There’s no Bearer-token, API-key or HMAC-signature support today. If you need those, terminate them at a reverse proxy (Cloudflare Worker, nginx, etc.) that translates Basic → your scheme.

Example receivers

cURL - quick smoke test

curl -X POST https://your-server.example/webhook \
  -u 'nfc-cool:your-password' \
  -H 'Content-Type: application/json' \
  -d '{"identifier":"04:A2:7F:1B:5E:80:00","date":"2026-05-12T14:00:00Z","content":"hello"}'

Node.js - Express receiver

import express from "express";
import basicAuth from "express-basic-auth";

const app = express();
app.use(express.json());

app.post(
  "/webhook",
  basicAuth({
    users: { "nfc-cool": process.env.WEBHOOK_PASSWORD },
    challenge: true, // tells NFC.cool to retry with credentials
  }),
  (req, res) => {
    const { identifier, date, content, tagType } = req.body;
    console.log(`scan ${tagType ?? "plain"} ${content} id=${identifier} at ${date}`);
    res.status(204).end();
  }
);

app.listen(3000);

Python - FastAPI receiver

import os
import secrets
from fastapi import FastAPI, Depends, HTTPException, Request, status
from fastapi.security import HTTPBasic, HTTPBasicCredentials

app = FastAPI()
security = HTTPBasic()

def check(creds: HTTPBasicCredentials = Depends(security)):
    ok_user = secrets.compare_digest(creds.username, "nfc-cool")
    ok_pass = secrets.compare_digest(creds.password, os.environ["WEBHOOK_PASSWORD"])
    if not (ok_user and ok_pass):
        raise HTTPException(
            status.HTTP_401_UNAUTHORIZED,
            headers={"WWW-Authenticate": 'Basic realm="nfc-cool"'},
        )

@app.post("/webhook")
async def webhook(request: Request, _: None = Depends(check)):
    body = await request.json()
    print(f"scan: {body['content']} id={body['identifier']}")
    return {"status": "ok"}

App Intents & Shortcuts

NFC.cool Tools on iOS ships a handful of App Intents you can wire into the Shortcuts app, automations, focus modes, or Apple Intelligence.

Scan

Starts a scan in the function you pick: NFC, QR / barcode, document, 3D object, or room.

Open Tab

Opens NFC.cool to a specific tab (NFC, QR, document, 3D, more) without starting a scan.

Get Last NFC Tag

Returns the content of the last scanned NFC tag as a string - useful as a Shortcut input. Does not launch the app.

Get Last QR Code

Returns the content of the last scanned QR code / barcode. Does not launch the app.

Write NFC

Opens the NFC write flow pre-filled with a URL or a text payload supplied by the Shortcut.
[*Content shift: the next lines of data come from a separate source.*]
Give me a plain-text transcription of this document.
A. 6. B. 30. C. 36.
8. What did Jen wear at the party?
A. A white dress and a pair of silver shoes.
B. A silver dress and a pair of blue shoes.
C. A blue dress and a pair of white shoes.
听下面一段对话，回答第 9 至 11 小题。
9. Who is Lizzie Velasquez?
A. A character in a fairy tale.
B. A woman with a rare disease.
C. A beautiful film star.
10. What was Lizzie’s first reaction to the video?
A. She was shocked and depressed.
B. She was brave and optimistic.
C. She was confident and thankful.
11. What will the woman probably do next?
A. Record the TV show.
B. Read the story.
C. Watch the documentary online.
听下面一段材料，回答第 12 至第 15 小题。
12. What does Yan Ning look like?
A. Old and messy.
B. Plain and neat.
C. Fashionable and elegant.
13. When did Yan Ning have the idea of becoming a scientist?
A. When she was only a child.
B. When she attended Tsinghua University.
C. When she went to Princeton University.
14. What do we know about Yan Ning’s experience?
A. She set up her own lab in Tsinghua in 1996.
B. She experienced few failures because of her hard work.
The dedicated iOS 18 variants (NFC Scan, QR Scan, Document Scan, Object Scan, Room Scan) show up directly in Spotlight / the action button picker.

URL schemes

For deep-linking from other iOS apps, widgets, or Home Screen shortcuts, NFC.cool Tools registers these URLs:

nfcforiphone://scan-nfc
nfcforiphone://scan-code
nfcforiphone://scan-document
nfcforiphone://scan-object       (iOS 17+)
nfcforiphone://scan-room         (iOS 17+)

Opening any of these jumps straight into the matching scanner. The nfc:// and geo:// schemes are also registered for handing off external tag/coordinate links.

Machine-readable resources

Discoverable feeds for tooling, search engines, and AI agents:

/sitemap.xml

Full site index - every route + last-modified.

/llms.txt

AI-friendly site directory (auto-emitted by SiteKit).

/feed.xml

Site-wide RSS with full-text content from every section.